Toronto is getting pizza and Tim Hortons at St. Clair and Dufferin. Toronto is getting a Jamaican beef patty on a fresh portuguese bun at Eglinton and Oakwood. Toronto is getting congee rice porridge in North Scarborough and then going to Walmart for some shopping. Toronto is getting fresh polish sausages and halal lamb skewers in Etobicoke to BBQ on the balcony of your high-rise apartment.

Toronto is massive shopping malls outside the Core: Yorkdale, Scarborough Town, Dufferin Mall, Centrepoint, Fairview. Places where families get their shopping done. Places where teens learn to build their own community as they go to movies and roam the stores. Places where so many people work day in day out, 364 days a year. Some malls, like Fairview, provide a transit hub and essential services needed to support huge clusters of apartment buildings nearby. Other malls, like Yorkdale, become places to push the limit of consumerism without worrying about affordability. Both have their place in this town.

Toronto is also a place of small malls and strip malls that bind communities.
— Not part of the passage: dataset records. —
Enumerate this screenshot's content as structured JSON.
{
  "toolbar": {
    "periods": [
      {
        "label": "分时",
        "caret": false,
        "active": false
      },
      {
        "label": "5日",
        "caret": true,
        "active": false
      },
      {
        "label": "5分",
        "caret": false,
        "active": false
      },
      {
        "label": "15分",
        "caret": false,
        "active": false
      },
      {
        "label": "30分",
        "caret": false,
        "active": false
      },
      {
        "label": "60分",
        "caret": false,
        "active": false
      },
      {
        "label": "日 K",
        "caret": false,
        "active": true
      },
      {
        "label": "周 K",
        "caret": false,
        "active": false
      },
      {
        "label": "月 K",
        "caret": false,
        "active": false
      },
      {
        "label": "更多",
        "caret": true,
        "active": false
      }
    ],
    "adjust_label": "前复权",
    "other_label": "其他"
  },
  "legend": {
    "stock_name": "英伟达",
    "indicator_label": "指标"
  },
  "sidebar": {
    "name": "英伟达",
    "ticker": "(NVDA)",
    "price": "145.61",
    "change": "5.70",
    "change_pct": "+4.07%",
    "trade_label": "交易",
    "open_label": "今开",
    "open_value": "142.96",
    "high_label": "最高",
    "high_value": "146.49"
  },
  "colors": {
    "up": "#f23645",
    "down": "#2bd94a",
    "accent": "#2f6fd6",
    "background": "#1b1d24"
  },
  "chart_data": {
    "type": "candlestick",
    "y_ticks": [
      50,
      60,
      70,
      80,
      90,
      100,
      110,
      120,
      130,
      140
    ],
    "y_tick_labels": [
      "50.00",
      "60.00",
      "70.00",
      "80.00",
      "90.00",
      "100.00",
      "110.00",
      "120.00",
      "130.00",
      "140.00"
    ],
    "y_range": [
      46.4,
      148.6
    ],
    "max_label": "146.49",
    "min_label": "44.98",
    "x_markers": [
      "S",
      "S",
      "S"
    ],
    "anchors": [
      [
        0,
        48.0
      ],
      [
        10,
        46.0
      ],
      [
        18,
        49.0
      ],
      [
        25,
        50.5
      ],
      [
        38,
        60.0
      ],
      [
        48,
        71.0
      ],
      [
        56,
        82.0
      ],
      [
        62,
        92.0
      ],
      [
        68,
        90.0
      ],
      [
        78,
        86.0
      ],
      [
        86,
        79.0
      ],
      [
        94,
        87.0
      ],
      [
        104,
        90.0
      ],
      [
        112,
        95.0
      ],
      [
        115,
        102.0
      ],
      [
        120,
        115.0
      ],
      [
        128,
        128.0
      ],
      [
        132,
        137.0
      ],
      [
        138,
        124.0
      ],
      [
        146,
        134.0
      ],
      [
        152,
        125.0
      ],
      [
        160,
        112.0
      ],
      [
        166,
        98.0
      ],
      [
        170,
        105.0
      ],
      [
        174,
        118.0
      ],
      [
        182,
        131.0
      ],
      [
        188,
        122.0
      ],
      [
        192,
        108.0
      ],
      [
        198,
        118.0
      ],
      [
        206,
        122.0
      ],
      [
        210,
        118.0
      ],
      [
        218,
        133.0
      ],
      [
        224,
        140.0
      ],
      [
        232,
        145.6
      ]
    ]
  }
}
Jane Park, West Side Mall, North Park, Agincourt Mall and dozens of others I don't know. Places you've probably never heard of or visited unless you live in that community. They are part of the identity of this city of neighbourhoods outside the Core. They are the places where people shop in No Frills and Walmart; where people meet and chat doing groceries; where seniors meet in a coffee shop where everyone knows their name.

Toronto is the quiet sea of bungalows throughout midtown, full of tiny parks and where a tiny corner store is hidden far from any major road. These neighbourhoods are where the whole world lives side by side, where whole neighbourhoods will light fireworks on Canada Day in local school yards.

Toronto is a town of many colleges and three huge universities. UofT sits as an island of new and old, a universe of world class learning and research floating in the centre of the city and in growing campuses in Scarborough and Mississauga. YorkU sits on the edge of the world, crossed by power lines and bordered by oil storage and highways; a community built on melding Art, Science and Knowledge into a cohesive whole. Meanwhile Ryerson grows, relentlessly, just a bit off-centre in the old Core, charting a new way forward through technology and design.

Toronto is a morning ride on crowded buses and subways where absolutely everyone is a minority, and everyone respects the space of others and the hard commute they go through every day. Toronto is also commuter's traveling beyond the city. It is the transit hubs at Union, Yorkdale, York University, Finch Station and others. Where people step every day off their TTC bus or subway and get onto another bus or train run by VIA, GO, YRT or others to continue the long journey home. This, too, is Toronto. It is the orbit of our great city, and it cannot be great without all its neighbours like Markham, Richmond Hill, Brampton, Mississauga.

Toronto is the Belt-Line trail, a running path tracing an old commuter rail that stretches from working class old York through the back yards of Forest Hill, across uptown and into the great Mount Pleasant cemetery down to the Don Valley.

Toronto is more than the Gardiner and the Don Valley. Toronto is the 401, Allen Parkway, Black Creek Drive and all the ramps and roads that feed into the highway universe that is so essential to this city. People live in the shadows and view of those highways and never see the crumbling Gardiner at all.

Finally, Toronto is not just a city of neighbourhoods, it is a city of cities. People still identify as living in Scarborough, Etobicoke, North York and even tiny York (represent!) and East York. They are also Torontonians, a duality of identity within the city. One that hurts when the very real wonders of The Core are the beginning and end of anyone's description of the city.

Toronto is so much more than the Core or the car-centric suburbs. But that is just my Toronto. What is your Toronto?